3. The US fiscal balance is forecast to stay around 5.6% for the next five years. That should see US debt increase by around $US1 trillion per year. The US government needs to fund that. The issue is that since the global financial crisis the Fed has bought up close to all new US Treasury issuance. Why is that going to change all of a sudden? Is the government going to raise taxes or cut spending? It hasn’t really done it to date, so why is it going to start now? Especially when a good chunk of the fiscal deficit is due to existing interest repayments, which it pays to the Fed, who then pays it back as a dividend. The government simply can’t afford to pay market rates.
4. The language of the Fed chair, Janet Yellen, isn’t hawkish. So the Fed is giving mixed signals in forecasting strong growth, but then talking things down. She notes that inflation is undershooting the Fed’s target and that: “A look at broader indicators suggests that the underutilisation in the labour market remains significant”.

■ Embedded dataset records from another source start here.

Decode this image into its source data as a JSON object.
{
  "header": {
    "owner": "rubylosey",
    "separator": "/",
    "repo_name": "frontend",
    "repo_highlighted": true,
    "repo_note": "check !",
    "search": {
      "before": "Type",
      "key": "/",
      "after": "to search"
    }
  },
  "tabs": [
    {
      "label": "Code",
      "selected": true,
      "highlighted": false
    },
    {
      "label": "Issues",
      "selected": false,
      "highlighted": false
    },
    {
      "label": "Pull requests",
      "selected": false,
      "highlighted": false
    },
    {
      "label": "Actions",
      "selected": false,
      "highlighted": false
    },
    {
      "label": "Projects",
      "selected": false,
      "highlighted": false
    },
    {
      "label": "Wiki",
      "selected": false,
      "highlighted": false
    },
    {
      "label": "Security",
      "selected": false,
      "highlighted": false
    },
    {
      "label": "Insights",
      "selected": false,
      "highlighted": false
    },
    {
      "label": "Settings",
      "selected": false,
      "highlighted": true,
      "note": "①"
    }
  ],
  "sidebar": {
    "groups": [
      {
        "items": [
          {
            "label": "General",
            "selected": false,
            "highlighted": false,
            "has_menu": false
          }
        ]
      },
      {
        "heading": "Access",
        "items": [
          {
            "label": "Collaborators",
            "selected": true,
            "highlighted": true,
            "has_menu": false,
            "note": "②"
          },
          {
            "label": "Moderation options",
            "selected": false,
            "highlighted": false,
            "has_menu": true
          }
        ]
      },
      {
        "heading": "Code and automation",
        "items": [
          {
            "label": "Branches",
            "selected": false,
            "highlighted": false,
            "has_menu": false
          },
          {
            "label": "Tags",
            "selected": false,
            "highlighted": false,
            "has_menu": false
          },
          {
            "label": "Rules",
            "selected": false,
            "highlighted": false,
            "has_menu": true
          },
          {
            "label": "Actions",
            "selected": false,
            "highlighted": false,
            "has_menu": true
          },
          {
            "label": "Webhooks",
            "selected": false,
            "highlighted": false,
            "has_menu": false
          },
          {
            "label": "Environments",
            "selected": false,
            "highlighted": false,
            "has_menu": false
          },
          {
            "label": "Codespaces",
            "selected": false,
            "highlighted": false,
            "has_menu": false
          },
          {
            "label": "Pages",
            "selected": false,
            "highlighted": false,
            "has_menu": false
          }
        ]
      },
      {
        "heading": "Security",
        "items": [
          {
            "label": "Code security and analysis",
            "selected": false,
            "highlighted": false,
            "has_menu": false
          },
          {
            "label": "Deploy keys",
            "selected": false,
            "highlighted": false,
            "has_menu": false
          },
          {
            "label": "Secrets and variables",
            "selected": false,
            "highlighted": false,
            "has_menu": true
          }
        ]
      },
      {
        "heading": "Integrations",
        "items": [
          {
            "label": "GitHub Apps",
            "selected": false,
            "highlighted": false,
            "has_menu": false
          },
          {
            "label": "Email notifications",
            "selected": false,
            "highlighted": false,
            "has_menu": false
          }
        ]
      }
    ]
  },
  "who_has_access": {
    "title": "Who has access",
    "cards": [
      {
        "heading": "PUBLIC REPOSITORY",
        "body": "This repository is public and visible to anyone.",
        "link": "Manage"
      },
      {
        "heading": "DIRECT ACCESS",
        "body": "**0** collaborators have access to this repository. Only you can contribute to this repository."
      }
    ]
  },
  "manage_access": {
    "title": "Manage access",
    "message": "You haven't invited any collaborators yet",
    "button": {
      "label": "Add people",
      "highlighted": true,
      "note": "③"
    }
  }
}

5. The European Central Bank is becoming more dovish and looks set to print money.
I remain unconvinced, given all the factors above, that the Fed or even the Bank of England (which faces similar problems to the Fed), will actually tighten rates.
The Fed may end the taper, but I won’t be surprised if it doesn’t – and there is a material risk that if it does taper, then it will recommence QE if its growth forecasts are not met. That’s especially so given the ECB and Bank of Japan either are printing money, or are about to print. Such a divergence risks destabilising financial markets and, at the very least, risks huge swings on exchange rates. The only sensible way out of this predicament is for a highly coordinated exit, from ultra-low rates and quantitative easing, among central banks.
So then, why the rhetoric? In part they have had to adopt a more optimistic tone or, in the case of the Bank of England, completely backflip. Data outcomes have been very strong, and while momentum will remain positive it isn’t likely to remain as strong. It may also, in part, be driven by a desire to see more market volatility, introduce more uncertainty into decision-making etc.
The lament, widespread among policymakers, is that investors aren’t taking risks seriously enough. It is unusual for policymakers to vocalise this, as normally low volatility would be a good thing for the real economy. It’s desirable even, except when major central banks are printing money and interest rates are at record lows. Already equities (in the US and Europe) are at new records, bonds aren’t far off, and another housing boom is underway around the globe. These jawboning efforts could be an attempt to restrain that somewhat.
With all that said, the political uncertainty around policy decisions is actually quite high. So, for instance, if the US made a genuine effort at restoring public finances, or if growth surged even higher and unemployment rates did actually slump further – that would change things. I’m just not seeing any of that at the moment – and the risks are skewed the other way from here.